At whom were the looks of desire directed. When Bianca was fifteen and Marta thirteen, I was not yet forty. Their childs’ bodies softened almost together. For a while I continued to think that the gazes of men on the street were directed at me, as had happened for twenty-five years; it had become habitual to receive them, to endure them. Then I realized that they slid lewdly from me to rest on the girls; I was alarmed, and gratified. Finally I said to myself with ironic wistfulness: a stage is about to end.
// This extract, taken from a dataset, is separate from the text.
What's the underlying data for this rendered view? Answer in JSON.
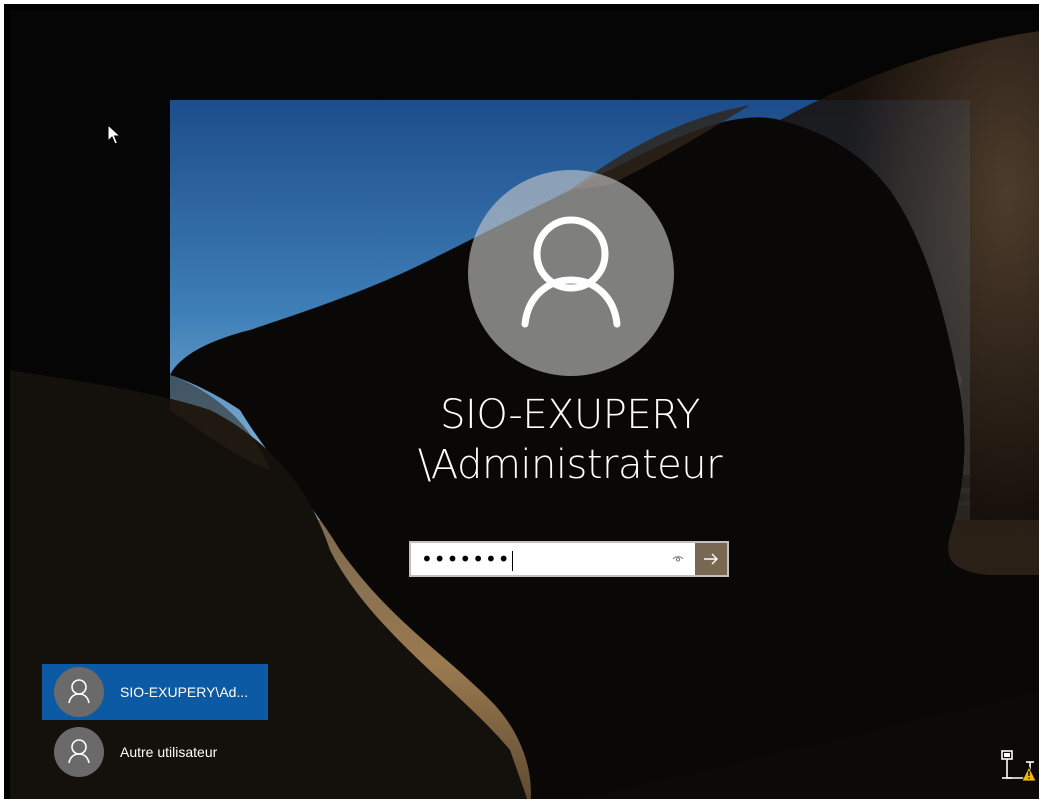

Yet I began to pay more attention to myself, as if I wanted to keep the body I was accustomed to, put off its departure. When my daughters’ boyfriends came to the house, I tried to make myself more attractive to receive them. I barely saw them, when they entered, when they left, saying goodbye to me in embarrassment, and yet I was very careful about my appearance, my manners. Bianca took them into her room, Marta into hers, I was alone. I wanted my daughters to be loved, I couldn’t bear them not to be, I was terrified of their possible unhappiness; but the gusts of sensuality they exhaled were violent, voracious, and I felt that the force of attraction of their bodies was as if subtracted from mine. So I was content when they told me, laughing, that the boys had found me a young and good-looking mother. It seemed to me for a few minutes that our three organisms had reached a pleasant accord.